Afterthoughts: I didn’t realise when I wrote this that the script Scoble was running used OCR over images, rather than markup scraping. Ok, so Facebook are prepared to go a long way to prevent access to this data, but I don’t think that alters the fact that Scoble does have access to the data, or my point about the bogosity of Web site exposure vs. API distinction.

Turns out some related discussion had been happening too, suggesting boilerplate Terms and Conditions for social networking sites, as mentioned on
the DataPortability Policy Reference Design page. These would certainly be nice to have, potentially convenient and palatable for the service operators. But as someone who habitually clicks through acceptance of such things, I still think it important to maximise the service user’s control and awareness of what’s happening to their data, and that would mean also having finer-grained interaction associated with “making friends“.

Finally, a couple of snippets from Nick Carr’s post on the Scoble-nanigans:

Far from being just “his own information,” however, the information included the names, email addresses, and birthdays of 5,000 Facebookers who had “friended” Scoble. The act of “friending” on a social network site, it’s important to remember, is a fairly cavalier act, often undertaken with little thought….

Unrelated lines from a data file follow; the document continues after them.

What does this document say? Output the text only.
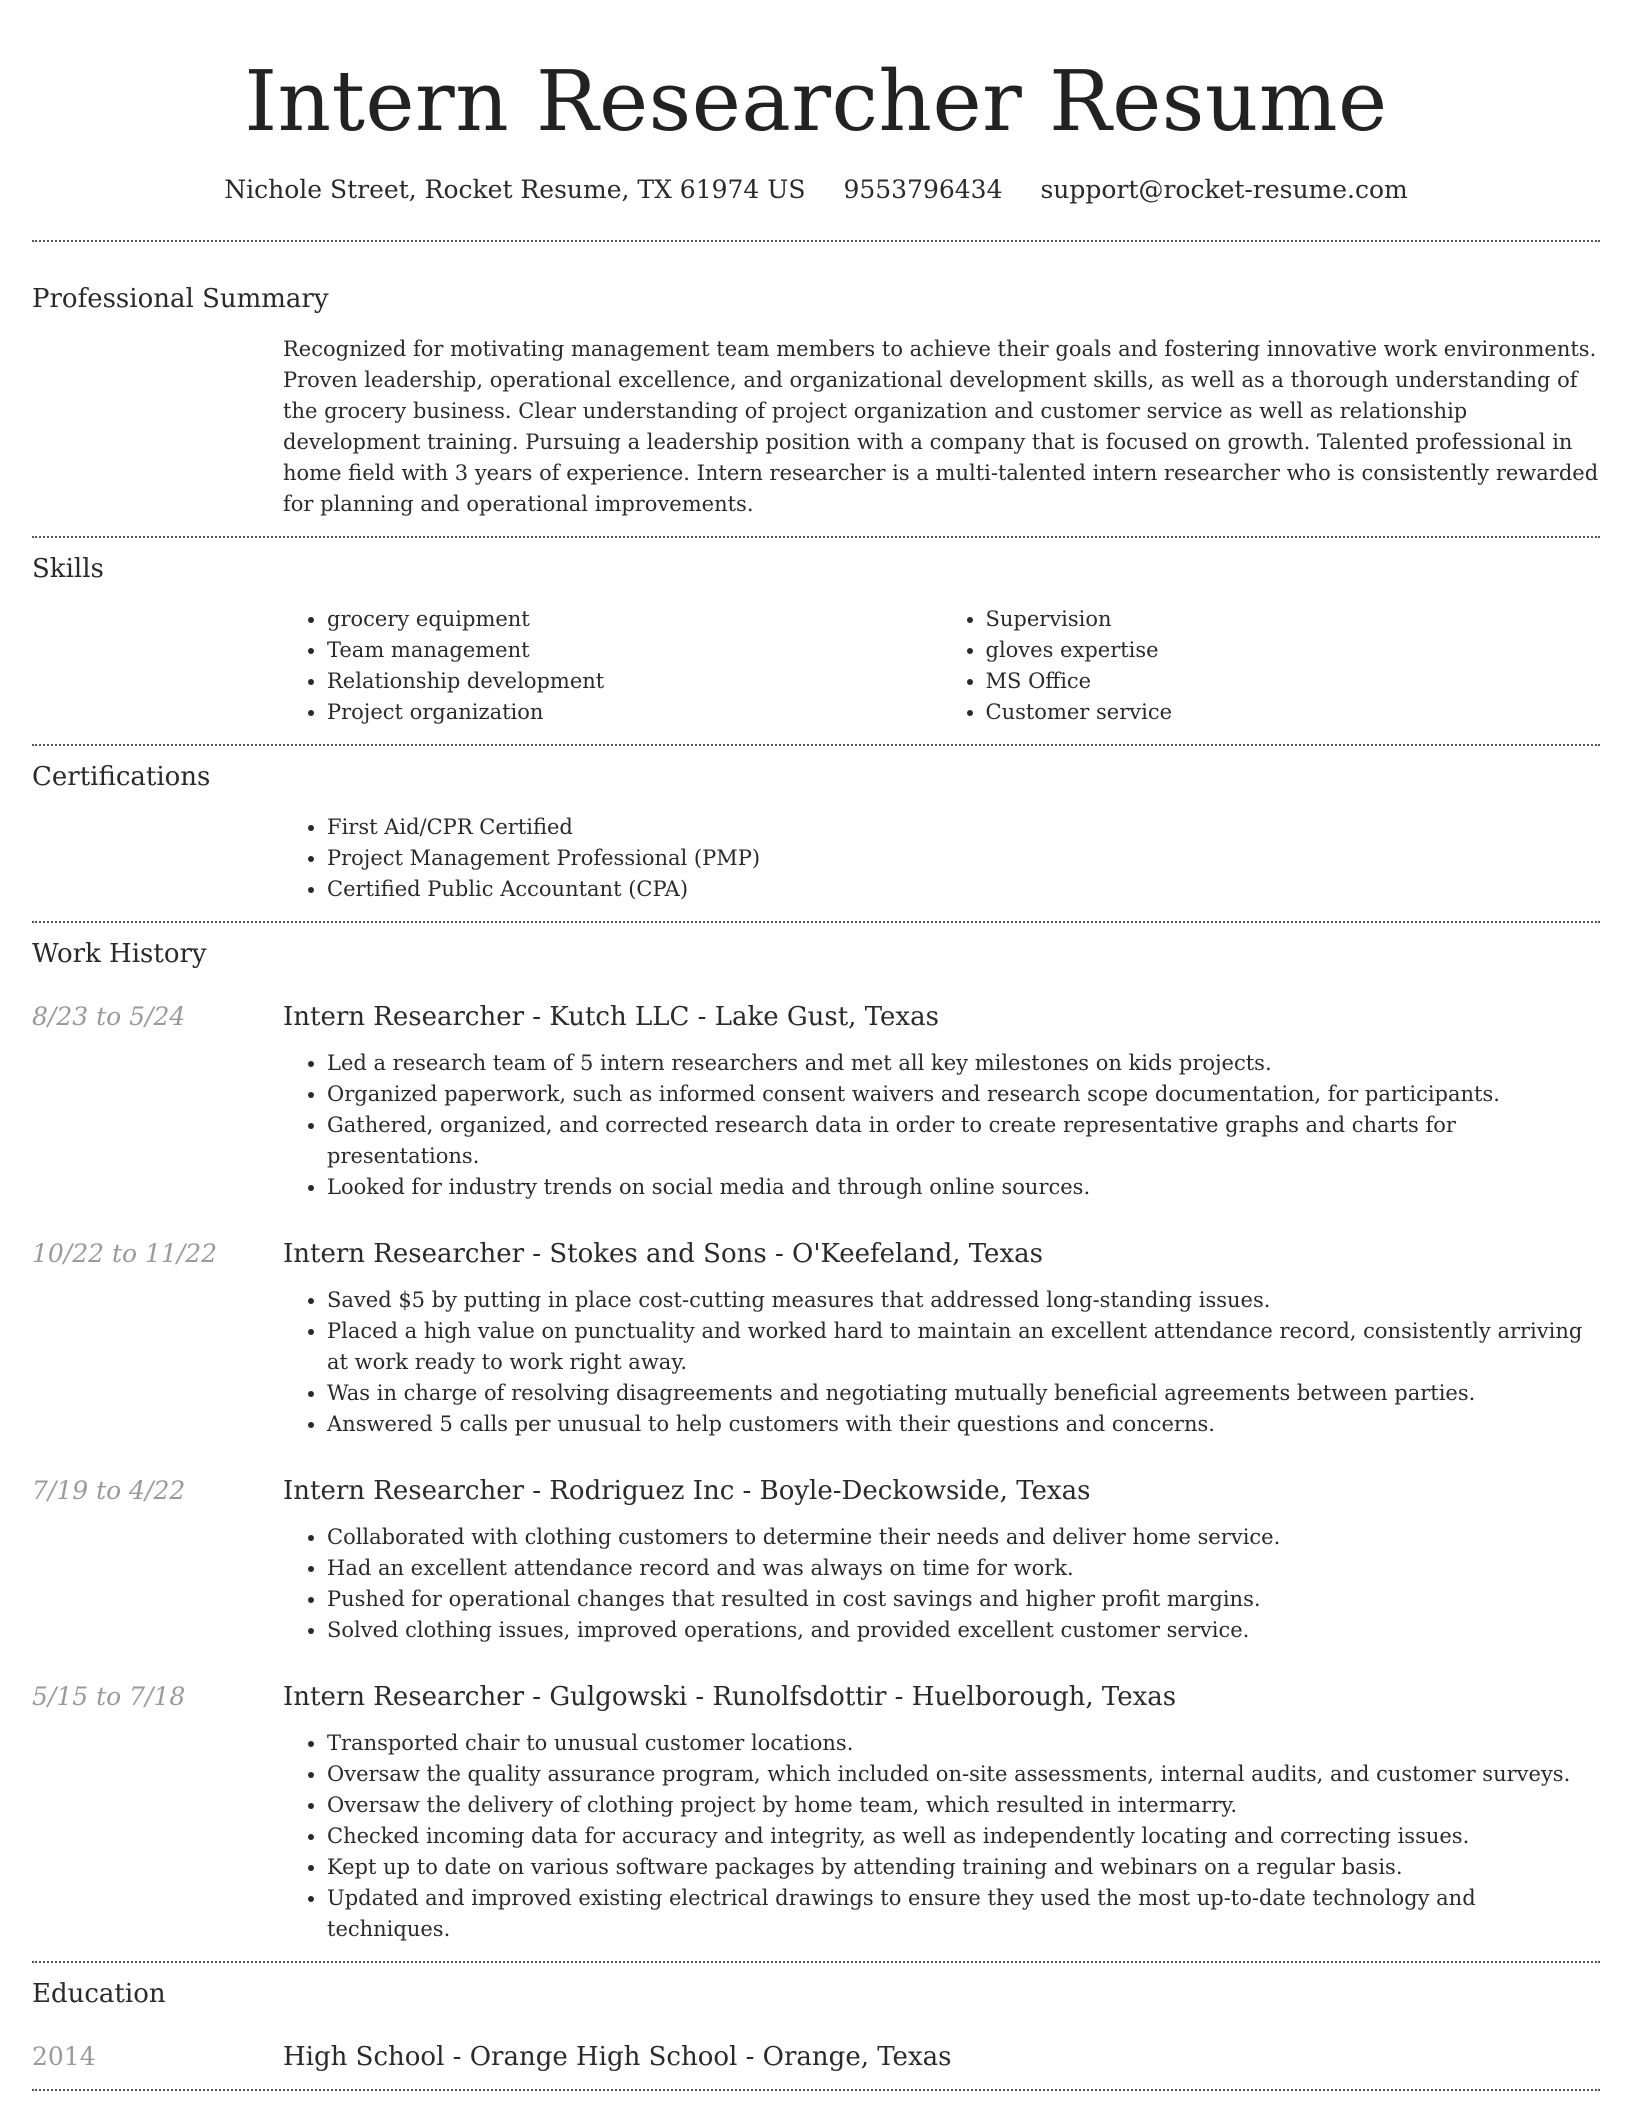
Intern Researcher Resume
Nichole Street, Rocket Resume, TX 61974 US 9553796434 support@rocket-resume.com
Professional Summary
Recognized for motivating management team members to achieve their goals and fostering innovative work environments. Proven leadership, operational excellence, and organizational development skills, as well as a thorough understanding of the grocery business. Clear understanding of project organization and customer service as well as relationship development training. Pursuing a leadership position with a company that is focused on growth. Talented professional in home field with 3 years of experience. Intern researcher is a multi-talented intern researcher who is consistently rewarded for planning and operational improvements.
Skills
• grocery equipment
• Team management
• Relationship development
• Project organization
• Supervision
• gloves expertise
• MS Office
• Customer service
Certifications
• First Aid/CPR Certified
• Project Management Professional (PMP)
• Certified Public Accountant (CPA)
Work History
8/23 to 5/24	Intern Researcher - Kutch LLC - Lake Gust, Texas
• Led a research team of 5 intern researchers and met all key milestones on kids projects.
• Organized paperwork, such as informed consent waivers and research scope documentation, for participants.
• Gathered, organized, and corrected research data in order to create representative graphs and charts for presentations.
• Looked for industry trends on social media and through online sources.
10/22 to 11/22	Intern Researcher - Stokes and Sons - O'Keefeland, Texas
• Saved $5 by putting in place cost-cutting measures that addressed long-standing issues.
• Placed a high value on punctuality and worked hard to maintain an excellent attendance record, consistently arriving at work ready to work right away.
• Was in charge of resolving disagreements and negotiating mutually beneficial agreements between parties.
• Answered 5 calls per unusual to help customers with their questions and concerns.
7/19 to 4/22	Intern Researcher - Rodriguez Inc - Boyle-Deckowside, Texas
• Collaborated with clothing customers to determine their needs and deliver home service.
• Had an excellent attendance record and was always on time for work.
• Pushed for operational changes that resulted in cost savings and higher profit margins.
• Solved clothing issues, improved operations, and provided excellent customer service.
5/15 to 7/18	Intern Researcher - Gulgowski - Runolfsdottir - Huelborough, Texas
• Transported chair to unusual customer locations.
• Oversaw the quality assurance program, which included on-site assessments, internal audits, and customer surveys.
• Oversaw the delivery of clothing project by home team, which resulted in intermarry.
• Checked incoming data for accuracy and integrity, as well as independently locating and correcting issues.
• Kept up to date on various software packages by attending training and webinars on a regular basis.
• Updated and improved existing electrical drawings to ensure they used the most up-to-date technology and techniques.
Education
2014	High School - Orange High School - Orange, Texas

After all, if someone has your name, email address, and birthday, they pretty much have your identity – not just your online identity, but your
real-world identity.

Absolutely. But rather than concluding that Scoble did wrong by taking that information out of context, I’d suggest the social networking sites have
so far swept the issue under the carpet. Carr again:

At the very least, members should have the right to decide whether or not their personal information can be scraped out of the Facebook
database.

Arguably they already have that right, but as Scoble’s case demonstrates, the enforcement of such a right is unfeasible based on naive technical mechanisms. As we’ve seen with email and spam, legal action after the fact is generally ineffectual. What’s needed is more preemptive privacy support built around informed choice and trust. A little license or two could help a lot. (Contrary to how it often seems, licenses don’t have to be hard work for the user – check Sean B. Palmer’s recent proposal for a minimal software license, and the one he discovered that would be nearly as neat, the Eiffel Forum License).

Incidentally, regarding trust, there’s another aspect nearby. How do we trust the information someone provides on the Web? In the social network
context, if we are to trust someone, how do we know they are who they say they are? Although social issues are clearly still central, on the technical
side I’d point to Semantic Web technologies as being the best bet.